Home automation has become a key application for energy harvesting, offering the ability to reduce costs and make life easier. A key element for the development of such systems in residential applications is low cost and multiple suppliers and for this, standards are vital. German energy harvesting specialist EnOcean is celebrating ten years of expertise in energy harvesting for home systems and is now seeing its wireless short packet protocol adopted as a standard by the International Standards Organization (ISO).

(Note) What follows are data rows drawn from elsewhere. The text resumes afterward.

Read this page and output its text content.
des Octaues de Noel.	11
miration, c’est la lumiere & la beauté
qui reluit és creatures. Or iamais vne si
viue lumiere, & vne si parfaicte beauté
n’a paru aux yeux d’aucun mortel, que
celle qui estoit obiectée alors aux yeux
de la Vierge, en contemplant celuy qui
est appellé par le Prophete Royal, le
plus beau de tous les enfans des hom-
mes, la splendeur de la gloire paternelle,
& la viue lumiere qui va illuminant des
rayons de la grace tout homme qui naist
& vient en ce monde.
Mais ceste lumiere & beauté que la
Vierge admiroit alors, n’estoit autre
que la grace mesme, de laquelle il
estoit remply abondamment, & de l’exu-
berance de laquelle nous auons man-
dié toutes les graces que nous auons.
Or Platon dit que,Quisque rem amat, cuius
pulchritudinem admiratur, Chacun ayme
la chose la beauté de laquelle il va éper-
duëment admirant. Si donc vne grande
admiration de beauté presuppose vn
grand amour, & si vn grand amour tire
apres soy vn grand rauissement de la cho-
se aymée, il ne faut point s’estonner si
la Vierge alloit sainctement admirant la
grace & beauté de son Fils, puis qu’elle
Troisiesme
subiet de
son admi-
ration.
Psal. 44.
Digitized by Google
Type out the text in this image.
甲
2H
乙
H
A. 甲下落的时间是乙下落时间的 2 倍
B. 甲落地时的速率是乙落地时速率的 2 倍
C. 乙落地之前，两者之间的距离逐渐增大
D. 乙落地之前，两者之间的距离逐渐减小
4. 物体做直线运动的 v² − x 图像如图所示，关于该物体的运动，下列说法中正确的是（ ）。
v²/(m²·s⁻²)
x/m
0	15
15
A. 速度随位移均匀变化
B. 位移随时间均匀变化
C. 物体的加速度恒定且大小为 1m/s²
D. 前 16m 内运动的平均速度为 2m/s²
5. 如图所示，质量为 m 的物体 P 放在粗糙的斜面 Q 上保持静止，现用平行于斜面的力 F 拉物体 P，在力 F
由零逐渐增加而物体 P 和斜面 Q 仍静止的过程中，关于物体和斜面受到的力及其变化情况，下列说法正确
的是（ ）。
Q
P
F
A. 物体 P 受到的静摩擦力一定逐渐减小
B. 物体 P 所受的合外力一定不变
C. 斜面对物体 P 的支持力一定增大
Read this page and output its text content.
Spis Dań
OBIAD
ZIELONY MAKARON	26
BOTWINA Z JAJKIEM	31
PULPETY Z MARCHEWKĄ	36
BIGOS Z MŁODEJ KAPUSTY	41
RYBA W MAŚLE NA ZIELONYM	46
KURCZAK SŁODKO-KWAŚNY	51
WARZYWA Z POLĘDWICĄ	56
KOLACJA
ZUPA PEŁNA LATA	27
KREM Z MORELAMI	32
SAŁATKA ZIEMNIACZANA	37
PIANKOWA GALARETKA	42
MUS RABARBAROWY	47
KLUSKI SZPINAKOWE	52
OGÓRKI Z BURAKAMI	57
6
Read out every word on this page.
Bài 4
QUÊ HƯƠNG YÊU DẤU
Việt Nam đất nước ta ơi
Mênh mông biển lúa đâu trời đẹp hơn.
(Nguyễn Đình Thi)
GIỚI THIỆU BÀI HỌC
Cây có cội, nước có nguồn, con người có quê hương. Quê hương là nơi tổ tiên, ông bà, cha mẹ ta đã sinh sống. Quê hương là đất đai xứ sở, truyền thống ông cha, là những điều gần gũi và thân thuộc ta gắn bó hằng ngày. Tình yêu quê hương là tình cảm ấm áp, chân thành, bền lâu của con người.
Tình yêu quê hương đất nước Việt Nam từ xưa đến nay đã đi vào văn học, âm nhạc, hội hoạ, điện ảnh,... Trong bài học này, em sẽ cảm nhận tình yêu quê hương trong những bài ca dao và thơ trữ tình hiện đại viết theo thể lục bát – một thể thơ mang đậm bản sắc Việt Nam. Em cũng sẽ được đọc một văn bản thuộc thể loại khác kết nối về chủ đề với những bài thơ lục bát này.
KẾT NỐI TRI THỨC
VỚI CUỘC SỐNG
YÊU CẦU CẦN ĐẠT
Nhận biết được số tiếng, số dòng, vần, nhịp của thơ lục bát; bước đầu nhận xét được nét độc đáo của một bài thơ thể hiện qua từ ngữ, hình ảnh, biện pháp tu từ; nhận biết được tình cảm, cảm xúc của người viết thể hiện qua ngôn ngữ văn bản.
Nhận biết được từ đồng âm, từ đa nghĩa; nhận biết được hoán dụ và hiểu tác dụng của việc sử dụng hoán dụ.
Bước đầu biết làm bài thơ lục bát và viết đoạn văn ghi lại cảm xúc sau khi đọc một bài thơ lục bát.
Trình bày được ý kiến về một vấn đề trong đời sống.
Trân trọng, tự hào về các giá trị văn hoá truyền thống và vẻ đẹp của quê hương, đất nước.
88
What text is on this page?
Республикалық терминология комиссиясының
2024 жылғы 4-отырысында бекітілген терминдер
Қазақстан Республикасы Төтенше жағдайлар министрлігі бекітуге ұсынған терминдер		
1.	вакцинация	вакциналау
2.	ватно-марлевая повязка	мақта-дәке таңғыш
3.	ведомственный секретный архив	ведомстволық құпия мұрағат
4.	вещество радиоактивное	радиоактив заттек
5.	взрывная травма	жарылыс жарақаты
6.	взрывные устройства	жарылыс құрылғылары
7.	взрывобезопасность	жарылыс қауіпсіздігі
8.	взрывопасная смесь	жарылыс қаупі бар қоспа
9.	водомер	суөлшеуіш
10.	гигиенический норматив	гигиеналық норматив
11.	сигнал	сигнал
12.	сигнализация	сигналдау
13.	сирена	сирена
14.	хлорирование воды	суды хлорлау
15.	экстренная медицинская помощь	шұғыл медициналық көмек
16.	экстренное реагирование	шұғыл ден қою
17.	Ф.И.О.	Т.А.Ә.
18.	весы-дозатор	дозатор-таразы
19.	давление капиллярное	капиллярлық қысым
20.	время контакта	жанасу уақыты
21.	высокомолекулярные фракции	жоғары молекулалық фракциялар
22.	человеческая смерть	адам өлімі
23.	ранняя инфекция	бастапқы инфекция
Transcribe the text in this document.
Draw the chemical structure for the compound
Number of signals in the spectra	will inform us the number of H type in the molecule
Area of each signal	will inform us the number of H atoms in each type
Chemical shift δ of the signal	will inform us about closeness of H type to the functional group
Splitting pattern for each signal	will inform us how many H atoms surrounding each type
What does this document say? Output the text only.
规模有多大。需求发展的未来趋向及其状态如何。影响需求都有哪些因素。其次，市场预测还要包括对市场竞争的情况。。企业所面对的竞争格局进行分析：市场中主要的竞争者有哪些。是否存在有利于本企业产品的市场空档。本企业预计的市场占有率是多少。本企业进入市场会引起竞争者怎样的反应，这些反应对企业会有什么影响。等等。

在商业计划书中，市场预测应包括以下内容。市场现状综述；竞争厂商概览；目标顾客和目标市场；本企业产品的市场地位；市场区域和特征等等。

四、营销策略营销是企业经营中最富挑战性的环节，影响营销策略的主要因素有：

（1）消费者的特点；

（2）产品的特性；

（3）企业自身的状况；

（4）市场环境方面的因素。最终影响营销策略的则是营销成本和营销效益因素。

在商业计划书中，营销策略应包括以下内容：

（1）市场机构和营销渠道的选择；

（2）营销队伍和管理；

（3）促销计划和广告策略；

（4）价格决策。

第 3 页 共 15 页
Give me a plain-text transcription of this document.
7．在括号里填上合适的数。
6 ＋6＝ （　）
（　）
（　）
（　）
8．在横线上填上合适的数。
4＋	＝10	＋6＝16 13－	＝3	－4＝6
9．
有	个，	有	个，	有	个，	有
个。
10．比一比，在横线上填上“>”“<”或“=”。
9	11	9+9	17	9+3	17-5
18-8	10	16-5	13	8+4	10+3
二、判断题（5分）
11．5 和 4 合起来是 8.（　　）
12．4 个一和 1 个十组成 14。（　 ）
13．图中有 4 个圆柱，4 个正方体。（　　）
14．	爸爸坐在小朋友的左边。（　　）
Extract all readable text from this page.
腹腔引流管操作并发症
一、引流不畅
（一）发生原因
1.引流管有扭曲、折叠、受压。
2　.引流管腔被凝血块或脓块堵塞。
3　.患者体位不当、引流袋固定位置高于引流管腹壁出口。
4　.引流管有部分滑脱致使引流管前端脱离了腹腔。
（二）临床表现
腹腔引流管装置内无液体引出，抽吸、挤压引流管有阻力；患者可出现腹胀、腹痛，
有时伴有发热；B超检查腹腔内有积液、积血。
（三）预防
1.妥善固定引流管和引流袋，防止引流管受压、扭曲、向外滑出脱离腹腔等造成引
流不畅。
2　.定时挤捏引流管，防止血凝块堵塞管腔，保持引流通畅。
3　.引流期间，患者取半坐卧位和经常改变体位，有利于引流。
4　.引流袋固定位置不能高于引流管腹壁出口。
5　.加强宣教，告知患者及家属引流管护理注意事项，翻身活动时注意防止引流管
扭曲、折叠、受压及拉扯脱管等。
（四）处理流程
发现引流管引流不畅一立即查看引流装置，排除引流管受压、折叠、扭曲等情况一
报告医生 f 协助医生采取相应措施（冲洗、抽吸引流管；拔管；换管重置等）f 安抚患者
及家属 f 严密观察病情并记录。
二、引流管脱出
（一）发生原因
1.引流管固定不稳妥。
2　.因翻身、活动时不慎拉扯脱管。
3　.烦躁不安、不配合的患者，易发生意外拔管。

The ISO/IEC 14543-3-10 standard for Home Electronic Systems (HES) uses the EnOcean protocol and the first three layers to provide a consistent basis for the development of wireless controllers powered from the environment. This will allow silicon vendors and module makers to develop gateways that will connect to sensors and controllers that use the EnOcean technology. By creating an open standard for such designs, EnOcean sees an increase in volume and a reduction in cost to further drive the technology into the home.



Figure 1: The EnOcean architecture for the ISO/IEC 14543-3-10 standard for Home Electronic Systems (HES).

 Having closer control of the lighting systems in the home helps to reduce electricity bills and energy harvesting can play an important role. Being able to have flexible placement of control pads around the home is an important requirement; few consumers would want to alter the room’s aesthetics simply to keep devices near a plug socket or have visible wiring.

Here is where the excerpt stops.